Understand the motivation to work
- By Mary Mosquera
- Oct 16, 2008
Federal managers looking to get the most out of their employees need to understand what motivates them, says Josh Bersin, president and chief executive officer of Bersin and Associates. Point one: It's not about the money.FCW: What motivates federal workers? Bersin:
People in the federal government are there because they believe in the mission. More and more there is a tendency for young people to look at working in the government as part of their long-term, personal career development. People aren’t joining the federal government because they want to retire there. They’re joining it as a stepping stone to something else. You’re likely to get ambitious, bright and highly educated people if they look at it as part of their career instead of their entire career.
From federal surveys, it is the same as in the corporate world — people want to grow.
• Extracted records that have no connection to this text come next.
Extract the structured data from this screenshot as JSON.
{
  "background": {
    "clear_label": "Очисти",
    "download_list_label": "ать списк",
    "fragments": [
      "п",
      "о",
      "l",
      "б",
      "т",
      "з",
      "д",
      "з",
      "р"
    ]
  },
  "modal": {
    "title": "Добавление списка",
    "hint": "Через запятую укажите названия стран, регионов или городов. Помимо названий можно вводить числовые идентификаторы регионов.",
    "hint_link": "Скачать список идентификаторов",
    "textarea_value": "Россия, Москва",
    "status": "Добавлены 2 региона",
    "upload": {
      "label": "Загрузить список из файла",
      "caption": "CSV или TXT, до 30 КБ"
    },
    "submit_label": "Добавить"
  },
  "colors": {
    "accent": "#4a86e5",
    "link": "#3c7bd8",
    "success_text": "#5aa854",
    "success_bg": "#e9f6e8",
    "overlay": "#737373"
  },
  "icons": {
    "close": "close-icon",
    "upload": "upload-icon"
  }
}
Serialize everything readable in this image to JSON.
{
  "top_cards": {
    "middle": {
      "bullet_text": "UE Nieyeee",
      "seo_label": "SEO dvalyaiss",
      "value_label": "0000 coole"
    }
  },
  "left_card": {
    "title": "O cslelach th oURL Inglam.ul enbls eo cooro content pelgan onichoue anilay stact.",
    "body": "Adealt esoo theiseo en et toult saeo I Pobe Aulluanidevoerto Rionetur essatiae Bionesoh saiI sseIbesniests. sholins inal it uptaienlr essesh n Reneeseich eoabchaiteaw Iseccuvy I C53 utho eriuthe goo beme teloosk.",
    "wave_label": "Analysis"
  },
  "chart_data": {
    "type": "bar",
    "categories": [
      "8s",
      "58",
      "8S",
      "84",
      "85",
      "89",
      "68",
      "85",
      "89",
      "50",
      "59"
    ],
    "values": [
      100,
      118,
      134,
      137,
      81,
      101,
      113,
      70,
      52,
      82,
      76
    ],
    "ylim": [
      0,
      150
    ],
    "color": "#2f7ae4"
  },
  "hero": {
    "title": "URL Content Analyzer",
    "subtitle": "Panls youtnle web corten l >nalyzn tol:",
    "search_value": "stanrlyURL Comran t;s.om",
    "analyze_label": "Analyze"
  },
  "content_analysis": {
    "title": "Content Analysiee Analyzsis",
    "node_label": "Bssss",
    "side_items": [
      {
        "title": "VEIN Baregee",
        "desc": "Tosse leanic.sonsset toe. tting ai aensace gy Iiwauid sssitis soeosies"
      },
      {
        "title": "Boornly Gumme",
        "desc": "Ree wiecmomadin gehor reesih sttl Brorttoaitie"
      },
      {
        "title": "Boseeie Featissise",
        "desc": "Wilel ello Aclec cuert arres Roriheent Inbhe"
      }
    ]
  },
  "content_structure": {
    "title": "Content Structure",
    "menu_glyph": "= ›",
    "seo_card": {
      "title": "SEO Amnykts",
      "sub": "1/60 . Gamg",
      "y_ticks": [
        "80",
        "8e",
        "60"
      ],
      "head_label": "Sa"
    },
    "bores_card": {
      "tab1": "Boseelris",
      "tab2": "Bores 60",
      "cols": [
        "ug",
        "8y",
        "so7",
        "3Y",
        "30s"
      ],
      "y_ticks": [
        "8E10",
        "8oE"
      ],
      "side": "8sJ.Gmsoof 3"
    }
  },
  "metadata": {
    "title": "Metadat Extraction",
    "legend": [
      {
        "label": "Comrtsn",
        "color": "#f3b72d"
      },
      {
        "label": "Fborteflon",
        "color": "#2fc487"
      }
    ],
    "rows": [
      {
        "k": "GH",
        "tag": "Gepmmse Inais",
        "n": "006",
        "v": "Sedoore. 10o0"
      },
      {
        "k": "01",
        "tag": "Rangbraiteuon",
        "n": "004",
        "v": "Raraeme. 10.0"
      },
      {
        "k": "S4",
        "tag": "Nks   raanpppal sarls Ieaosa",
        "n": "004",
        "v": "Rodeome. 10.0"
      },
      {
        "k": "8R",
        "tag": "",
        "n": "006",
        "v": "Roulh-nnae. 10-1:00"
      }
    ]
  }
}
They don’t want to do the same job year after year and not see personal growth, usually in some form of increase or change in responsibilities, an opportunity to do new things and meet new people and to participate in new projects. You could call it career development or just good management. Another motivator is having a good manager who cares about them.
Some data shows that federal employees are inspired by their top executives, but they’re not inspired by their managers or direct supervisors. The only way that works is if the entire organization values managers for their managerial role, not for their role as a contributor. This is true in business. You’ll have, for example, a salesperson promoted to the director of sales. They’ll think that their job is to sell more. It’s not. It is to develop, coach, support and align the people working for them. It’s a completely different job. If the top management doesn’t reinforce the fact that they expect managers and supervisors to do different things, then they don’t inspire and develop people. FCW: How can government better motivate its employees?Bersin:
Pay attention to the mid-level management roles.
Make sure that they are great people, that they are directed to take care of the people and not just the projects. Inspiration goes a long way, so communicating the value of the mission and creating some kind of score card or measures to get aligned with and then provide development opportunities for people.
It has a profound effect because it makes people realize that they are important, and it forces the organization to evaluate people and decide what development opportunities are needed. It shows an investment in that area and allows you to hire people who may not have all the skills they need yet, but they can get them.
With research we’ve done in the corporate world, companies that spend more money on employee development perform better. We’ve seen it over and over again.
Mary Mosquera is a reporter for Federal Computer Week.